Admiring the Work of the Best Tattoo Artist
Here is his work- you take it, or you leave it. No advertising, no customer service, just tough ass tattooing by a bona fide expert who could draw circles around you just as easily as he could kick your ass. If you are new to the path, it may be hard to understand this part of the story. It may be hard to explain that he is making you a better man by excluding you from his kindness. He is challenging you to cross that line, to engage in blind faith, to take the leap. He isn’t going to hold your hand. He’s going to push you into the fire. If you are pure, maybe you will come out the other side as a diamond.
A Pheonix. Or maybe you will burn, burn in a hell on earth because you were unworthy. Because you failed to earn this rite of passage down the path. And smote down, you must abscond, unadorned. No proud eagle tattoo to brandish. No beautiful flowers, to make you prettier and earn you a second look. Maybe it was kind of like that. It was in a time when a man like this owned the very path we are talking about. Or, more accurately, he was a gatekeeper on the path. A Sentinel of skin.

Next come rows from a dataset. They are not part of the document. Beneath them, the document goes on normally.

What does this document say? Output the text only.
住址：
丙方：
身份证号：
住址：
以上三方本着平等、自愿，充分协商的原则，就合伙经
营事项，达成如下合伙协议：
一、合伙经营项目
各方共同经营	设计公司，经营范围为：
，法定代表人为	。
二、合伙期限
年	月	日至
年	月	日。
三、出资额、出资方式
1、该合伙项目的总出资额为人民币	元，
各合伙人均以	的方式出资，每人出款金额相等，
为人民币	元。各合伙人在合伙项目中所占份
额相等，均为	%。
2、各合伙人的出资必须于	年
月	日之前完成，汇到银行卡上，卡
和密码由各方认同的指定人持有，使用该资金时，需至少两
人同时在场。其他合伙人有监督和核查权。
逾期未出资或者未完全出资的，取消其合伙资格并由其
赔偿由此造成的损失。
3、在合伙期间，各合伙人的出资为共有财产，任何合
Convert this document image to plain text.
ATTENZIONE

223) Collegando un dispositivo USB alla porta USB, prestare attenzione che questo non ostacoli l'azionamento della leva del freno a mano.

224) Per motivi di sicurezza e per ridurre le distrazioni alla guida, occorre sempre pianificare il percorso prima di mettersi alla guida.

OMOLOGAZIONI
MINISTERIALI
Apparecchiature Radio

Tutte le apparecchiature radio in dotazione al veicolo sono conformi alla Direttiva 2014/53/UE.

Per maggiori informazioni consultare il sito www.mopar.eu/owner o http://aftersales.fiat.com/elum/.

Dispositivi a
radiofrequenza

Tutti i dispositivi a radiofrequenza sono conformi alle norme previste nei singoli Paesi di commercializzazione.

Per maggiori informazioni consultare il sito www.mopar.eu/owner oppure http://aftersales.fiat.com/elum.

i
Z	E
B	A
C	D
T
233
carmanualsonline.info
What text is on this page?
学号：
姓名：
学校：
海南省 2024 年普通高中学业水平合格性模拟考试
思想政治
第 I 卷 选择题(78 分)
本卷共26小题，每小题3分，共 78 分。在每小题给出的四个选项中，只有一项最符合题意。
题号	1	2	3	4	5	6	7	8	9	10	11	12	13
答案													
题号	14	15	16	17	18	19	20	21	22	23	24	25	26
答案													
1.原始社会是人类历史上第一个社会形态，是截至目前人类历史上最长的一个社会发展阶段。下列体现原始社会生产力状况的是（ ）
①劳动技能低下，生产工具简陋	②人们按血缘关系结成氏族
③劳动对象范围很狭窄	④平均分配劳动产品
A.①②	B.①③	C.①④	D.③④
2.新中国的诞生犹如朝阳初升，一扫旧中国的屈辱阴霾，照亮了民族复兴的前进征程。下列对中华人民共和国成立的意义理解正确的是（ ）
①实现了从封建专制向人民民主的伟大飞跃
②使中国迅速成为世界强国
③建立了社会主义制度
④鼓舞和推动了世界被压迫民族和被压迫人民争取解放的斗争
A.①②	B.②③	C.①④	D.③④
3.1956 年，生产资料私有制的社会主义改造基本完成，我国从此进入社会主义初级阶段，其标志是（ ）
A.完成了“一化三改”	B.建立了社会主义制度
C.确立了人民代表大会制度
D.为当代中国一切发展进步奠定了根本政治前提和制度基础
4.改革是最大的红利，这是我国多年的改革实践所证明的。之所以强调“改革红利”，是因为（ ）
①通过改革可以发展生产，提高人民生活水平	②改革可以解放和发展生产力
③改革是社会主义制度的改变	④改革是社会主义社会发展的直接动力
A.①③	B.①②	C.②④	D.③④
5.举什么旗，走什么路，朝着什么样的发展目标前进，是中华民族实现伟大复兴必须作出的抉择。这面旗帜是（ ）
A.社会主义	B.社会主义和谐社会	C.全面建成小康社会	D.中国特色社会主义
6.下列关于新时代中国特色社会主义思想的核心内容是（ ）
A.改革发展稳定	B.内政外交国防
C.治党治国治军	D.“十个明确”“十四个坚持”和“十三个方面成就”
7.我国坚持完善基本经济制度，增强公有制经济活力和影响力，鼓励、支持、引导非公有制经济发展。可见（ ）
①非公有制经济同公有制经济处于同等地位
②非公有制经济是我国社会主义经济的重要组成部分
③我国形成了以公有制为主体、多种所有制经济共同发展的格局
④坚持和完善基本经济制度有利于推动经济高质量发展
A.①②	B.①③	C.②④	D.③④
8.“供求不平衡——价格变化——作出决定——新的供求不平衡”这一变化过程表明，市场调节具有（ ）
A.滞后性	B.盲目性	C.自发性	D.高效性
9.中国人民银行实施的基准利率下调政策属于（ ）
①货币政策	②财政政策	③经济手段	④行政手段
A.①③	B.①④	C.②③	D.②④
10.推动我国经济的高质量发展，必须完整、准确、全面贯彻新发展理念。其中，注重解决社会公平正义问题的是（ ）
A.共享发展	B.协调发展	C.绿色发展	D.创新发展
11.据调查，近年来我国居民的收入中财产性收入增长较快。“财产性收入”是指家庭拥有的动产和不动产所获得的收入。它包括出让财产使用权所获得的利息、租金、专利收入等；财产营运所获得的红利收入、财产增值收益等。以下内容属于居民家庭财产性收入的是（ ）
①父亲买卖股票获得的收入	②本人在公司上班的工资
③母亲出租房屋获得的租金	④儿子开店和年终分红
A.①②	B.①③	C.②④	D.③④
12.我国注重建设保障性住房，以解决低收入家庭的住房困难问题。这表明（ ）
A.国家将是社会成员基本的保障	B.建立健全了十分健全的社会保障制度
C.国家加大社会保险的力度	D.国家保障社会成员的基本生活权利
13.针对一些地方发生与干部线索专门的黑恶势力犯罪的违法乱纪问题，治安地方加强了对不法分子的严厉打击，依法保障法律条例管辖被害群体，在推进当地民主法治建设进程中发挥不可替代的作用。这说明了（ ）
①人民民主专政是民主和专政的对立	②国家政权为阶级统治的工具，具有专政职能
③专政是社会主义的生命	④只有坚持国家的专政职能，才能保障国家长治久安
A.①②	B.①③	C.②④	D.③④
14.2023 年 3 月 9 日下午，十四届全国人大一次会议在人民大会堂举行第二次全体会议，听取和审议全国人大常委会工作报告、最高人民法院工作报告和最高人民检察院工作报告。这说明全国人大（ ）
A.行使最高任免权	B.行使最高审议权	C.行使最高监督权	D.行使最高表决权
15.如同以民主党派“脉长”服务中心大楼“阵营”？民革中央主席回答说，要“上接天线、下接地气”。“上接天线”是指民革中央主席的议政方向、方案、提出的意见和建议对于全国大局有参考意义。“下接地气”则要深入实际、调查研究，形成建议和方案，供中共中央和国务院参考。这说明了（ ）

Once the trust had been established, the work could begin. He would get out a Bic pen and draw straight on to the skin. He drew the longest lines with a tattoo machine that I have ever seen. He could do a Tasmanian devil tattoo in eight minutes. That would take an average tattooer over an hour. He could work all day on a piece, and then all night. He could do it bigger, better, and faster than almost anyone else. And he did; he did always have something to say about whatever it was, you know. never in an arrogant way, but more- “look, let me tell you something.”
It wasn’t a lie, he never said, “Oh, that’s cool,” and he still doesn’t! “Those flowers are too big!” “A snake doesn’t move like that!” “That’s not the way you draw a panther!” And that was what I wanted to say in this paragraph- that he could enlighten you. Not totally, of course, but “here, here’s a little bit of knowledge, of wisdom.” Of course, you had to shut up long enough to listen. But that’s not usually a problem as this big man intimidates most into almost utter silence, but then- he will draw you out. And this is part of the tattooists stock in trade- the bedside manner- and I tell you- doctors, nurses, dentists- all of em could learn a thing or two here, especially sitting in the Big man’s chair.
The Winner Is…
So I look around and see that here I am, out on the path- the tattoo path. At the moment, I am here alone. I think, I write, of a great man. I can look back on where I have been and he was there. From the beginning, and back before; he was on the path with Ed Hardy, Bob Roberts, Chris Trevino, Bob Shaw! Talk about a golden era. But I have bad news for you that are new here. The best tattoo artist in Dallas no longer works here. His shop is now located in Tulsa, Oklahoma.
Many of you had this one guessed from the get-go, some of you are still in the dark. That shop in Tulsa is called the by the same name that his Dallas tattoo shop was. That name makes many of us out here on the path very happy. Pair-O-Dice Tattoo. And the tattoo giant? Richard Stell. The Painter of Pictures.